Where field types are not specified, Elasticsearch will make a best guess from the first document that’s indexed.

Some notes (expressed below as comments starting with #):

{
  # This allows indexing of fields not specified in the mapping doc
  "dynamic": true,
  "properties": {

    # not_analyzed is important for id fields; it prevents Elasticsearch
    # tokenizing the field, allowing for exact matches
    "id": {"type": "string", "index": "not_analyzed"},

    # This allows name to be tokenized for searching, but Searchlight will
    # attempt to use the 'raw' (untokenized) field for sorting which gives
    # more consistent results
    "name": {
      "type": "string",
      "fields": {
        "raw": {"type": "string", "index": "not_analyzed"}
      }
    }
  }
}

Doc values

For many field types Searchlight will alter the mapping to change the format in which field data is stored. Prior to Elasticsearch 2.x field values by default were stored in ‘fielddata’ format, which could result in high memory usage under some sort and aggregation operations. An alternative format, called doc_values trades slightly increased disk usage for better memory efficiency. In Elasticsearch 2.x doc_values is the default, and Searchlight uses this option as the default regardless of Elasticsearch version. For more information see the Elasticsearch documentation.

Generally this default will be fine. However, there are several ways in which the default can be overriden:

  • Globally in plugin configuration; in searchlight.conf:

    [resource_plugin]
    mapping_use_doc_values = false
    
  • For an individual plugin in searchlight.conf:

    [resource_plugin:os_nova_server]
    mapping_use_doc_values = false
    
  • For a plugin’s entire mapping; in code, override the disable_doc_values property:

    @property
    def disable_doc_values(self):
        return False
    
  • For individual fields in a mapping, by setting doc_values to False:

    {
      "properties": {
        "some_field": {"type": "date", "doc_values": False}
      }
    }
    

Access control

Plugins must define how they are access controlled. Typically this is a restriction matching the user’s project/tenant:

def _get_rbac_field_filters(self, request_context):
    return [
        {'term': {'tenant_id': request_context.owner}}
    ]

Any filters listed will be applied to queries against the plugin’s document type. Administrative users can specify all_projects in searches to bypass these filters. This default behavior can be overridden for a plugin by setting the allow_admin_ignore_rbac property to False on the plugin (currently only in code). all_projects will be ignore for that plugin.

Faceting

Any fields defined in the mapping document are eligible to be identified as facets, which allows a UI to let users search on specific fields. Many plugins define facets_excluded which exclude specified fields. Many also define facets_with_options which should return fields with low cardinality where it makes sense to return valid options for those fields.

Protected fields

admin_only_fields determines fields which only administrators should be able to see or search. For instance, this will mark any fields beginning with OS-EXT-SRV-ATTR: as well as any defined in the plugin configuration:

@property
def admin_only_fields(self):
    from_conf = super(ServerIndex, self).admin_only_fields
    return ['OS-EXT-SRV-ATTR:*'] + from_conf

These fields end up getting indexed in separate admin-only documents.

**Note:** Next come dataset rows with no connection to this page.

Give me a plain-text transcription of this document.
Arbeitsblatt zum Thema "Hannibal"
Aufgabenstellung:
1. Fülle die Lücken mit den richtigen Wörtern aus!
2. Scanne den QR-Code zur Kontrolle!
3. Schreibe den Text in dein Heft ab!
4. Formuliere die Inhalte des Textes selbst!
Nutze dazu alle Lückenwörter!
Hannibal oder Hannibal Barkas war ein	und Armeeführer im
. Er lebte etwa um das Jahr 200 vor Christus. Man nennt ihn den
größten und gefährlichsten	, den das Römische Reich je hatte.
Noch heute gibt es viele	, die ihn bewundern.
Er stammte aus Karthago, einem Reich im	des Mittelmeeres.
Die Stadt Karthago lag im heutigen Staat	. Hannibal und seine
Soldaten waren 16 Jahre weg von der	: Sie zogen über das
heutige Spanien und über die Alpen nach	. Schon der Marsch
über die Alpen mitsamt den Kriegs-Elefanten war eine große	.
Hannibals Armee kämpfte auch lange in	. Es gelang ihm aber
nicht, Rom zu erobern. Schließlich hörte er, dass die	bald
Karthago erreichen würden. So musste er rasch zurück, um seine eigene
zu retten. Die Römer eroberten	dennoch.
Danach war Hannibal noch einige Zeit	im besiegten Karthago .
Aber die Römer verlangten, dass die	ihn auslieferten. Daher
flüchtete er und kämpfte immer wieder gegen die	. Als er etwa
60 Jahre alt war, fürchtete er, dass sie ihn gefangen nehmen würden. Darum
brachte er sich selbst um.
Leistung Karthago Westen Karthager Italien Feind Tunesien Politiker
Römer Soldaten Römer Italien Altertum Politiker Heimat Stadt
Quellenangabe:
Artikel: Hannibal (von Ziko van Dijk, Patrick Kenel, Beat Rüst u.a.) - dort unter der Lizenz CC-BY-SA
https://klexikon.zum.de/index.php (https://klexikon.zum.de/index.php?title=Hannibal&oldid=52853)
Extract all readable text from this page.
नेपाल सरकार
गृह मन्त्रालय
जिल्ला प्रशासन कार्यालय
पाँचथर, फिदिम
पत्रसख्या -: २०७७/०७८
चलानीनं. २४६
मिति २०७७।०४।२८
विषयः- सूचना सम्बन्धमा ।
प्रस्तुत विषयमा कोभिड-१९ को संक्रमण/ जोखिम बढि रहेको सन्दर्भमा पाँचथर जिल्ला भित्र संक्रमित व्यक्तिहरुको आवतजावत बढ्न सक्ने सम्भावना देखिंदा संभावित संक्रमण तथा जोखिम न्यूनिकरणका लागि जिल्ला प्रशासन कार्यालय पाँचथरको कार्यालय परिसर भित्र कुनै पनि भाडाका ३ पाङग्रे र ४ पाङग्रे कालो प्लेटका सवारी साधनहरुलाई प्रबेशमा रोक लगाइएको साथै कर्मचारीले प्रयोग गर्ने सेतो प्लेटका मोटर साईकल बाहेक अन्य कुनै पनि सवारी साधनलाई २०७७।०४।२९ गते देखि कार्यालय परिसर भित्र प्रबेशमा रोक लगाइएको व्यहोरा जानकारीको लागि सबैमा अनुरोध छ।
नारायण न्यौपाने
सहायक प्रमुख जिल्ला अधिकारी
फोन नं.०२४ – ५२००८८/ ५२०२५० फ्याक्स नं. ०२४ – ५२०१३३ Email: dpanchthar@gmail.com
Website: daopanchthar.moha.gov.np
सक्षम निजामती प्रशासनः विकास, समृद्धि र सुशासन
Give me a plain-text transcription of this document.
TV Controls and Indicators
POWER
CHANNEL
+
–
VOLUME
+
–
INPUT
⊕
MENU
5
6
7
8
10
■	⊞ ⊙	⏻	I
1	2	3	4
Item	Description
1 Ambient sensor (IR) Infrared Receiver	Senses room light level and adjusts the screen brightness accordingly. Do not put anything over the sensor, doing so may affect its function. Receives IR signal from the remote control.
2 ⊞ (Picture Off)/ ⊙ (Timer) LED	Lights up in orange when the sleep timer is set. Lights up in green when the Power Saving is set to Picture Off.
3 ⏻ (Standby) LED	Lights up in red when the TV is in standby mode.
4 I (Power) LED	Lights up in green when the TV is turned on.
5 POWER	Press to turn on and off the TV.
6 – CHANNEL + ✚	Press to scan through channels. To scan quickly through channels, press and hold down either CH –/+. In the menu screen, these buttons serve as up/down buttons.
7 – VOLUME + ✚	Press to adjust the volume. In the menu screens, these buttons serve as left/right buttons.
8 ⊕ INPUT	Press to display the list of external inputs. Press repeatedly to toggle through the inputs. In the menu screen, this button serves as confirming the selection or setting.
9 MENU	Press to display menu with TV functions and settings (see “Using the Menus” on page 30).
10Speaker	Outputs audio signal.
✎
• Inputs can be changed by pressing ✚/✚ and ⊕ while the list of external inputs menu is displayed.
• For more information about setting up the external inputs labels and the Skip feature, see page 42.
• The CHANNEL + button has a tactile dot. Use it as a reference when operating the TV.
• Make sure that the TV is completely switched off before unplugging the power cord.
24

Parent/child relationships

In some cases there is a strong ownership implied between plugins. In these cases the child plugin can define parent_plugin_type and get_parent_id_field (which determines a field on the child that refers to its parent). See the Designate RecordSet plugin for an example.

Remember that Elasticsearch is not a relational database and it doesn’t do joins, per se, but this linkage does allow running queries referencing children (or parents).